TigerDater · 12/02/2020 11:33

Congratulations TooOld that's a lovely update!

PuzzledandPuzzling · 12/02/2020 11:42

Ant In her shoes I would be having a wobble too. If you are certain that you really do want to continue your relationship, I think all you can do is re-assure her as much as can and keep on communicating. Good luck.

TheCatWithTheHat · 12/02/2020 12:05

@bangheadhere40 thanks - she's suggested meeting again in a few days, and wants me to show her around my local area - which I'm guessing means she wants to continue where we left off, and maybe have a bit more privacy at some point during the evening!
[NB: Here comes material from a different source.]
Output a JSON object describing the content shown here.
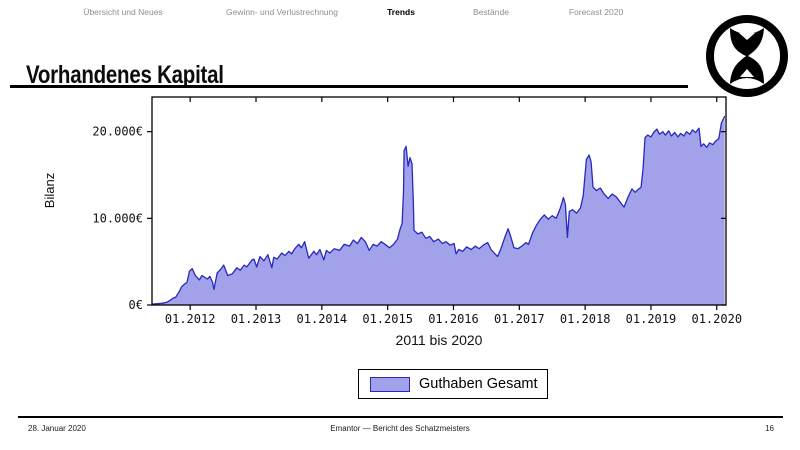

@Ant330 I've been in her shoes myself a few times, and it does make you feel rather emotionally battered and bruised for a bit. As others have said, just keep re-assuring her, and hopefully this will pass soon - good luck with it.

Ant330 · 12/02/2020 12:12

Yes fantastic update TooOld and lovely to hear it's going so well!

We all have very different approaches to relationships and that can change depending on who we're dating, but speed and impact on our own personal lives is best determined by the individual imo as they are best placed to decide that pace and how they will deal with anything going wrong.
Conversely I've been on here a year now I think and have read a lot of different scenarios, some great, some awful, lots somewhere in between. Likelihood is that somebody on here will have gone through what somebody else is now experiencing, so those opinions are always worth listening to and considering, particularly if it means you don't have to make the same mistakes they did.
Doesn't mean we have to do what is suggested, I'm the perfect example of somebody who completely ignored a whole thread's worth of advice I was given last summer. But I knew that I'd be welcomed back with support and understanding if it all went totally tits up. That's the nature of the thread, it isn't judgemental, always supportive, but everybody should be free to express their opinions whether it's what we want to hear or not.
Saying all that, imo nobody should feel the need to justify themselves unnecessarily, looking at you @Menora 😉 you do what you feel is right for you, it's what we're all trying to do.

TheCatWithTheHat · 12/02/2020 12:12

@UtterSocks sorry to hear you're having a bad time of it at the moment. You're not alone in that, and OLD is very hard at times, especially if you are feeling a bit down anyway.

I'm still feeling pretty upset about my recent breakup, and OLD was making that worse - what worked for me was just looking at doing something completely different and out of my comfort zone. I'm starting to figure out that dating doesn't have to involve other people - sometimes it's good to just date yourself.

Sunshineandflipflops · 12/02/2020 12:13

@Ant330 I think a bit of space might be good too, for both of you.

I also think this goes to show that none of us survive the breakdown of a marriage/LTR without some 'baggage' (I hate that term) and some of that inevitably goes with us into subsequent relationships.

It sounds like you have both had wobbles during your relationship and both are as a result of your previous relationships. Have either of you had any counselling to work through past issues? I think this may have been asked already so apologies but I'm not on here so often these days!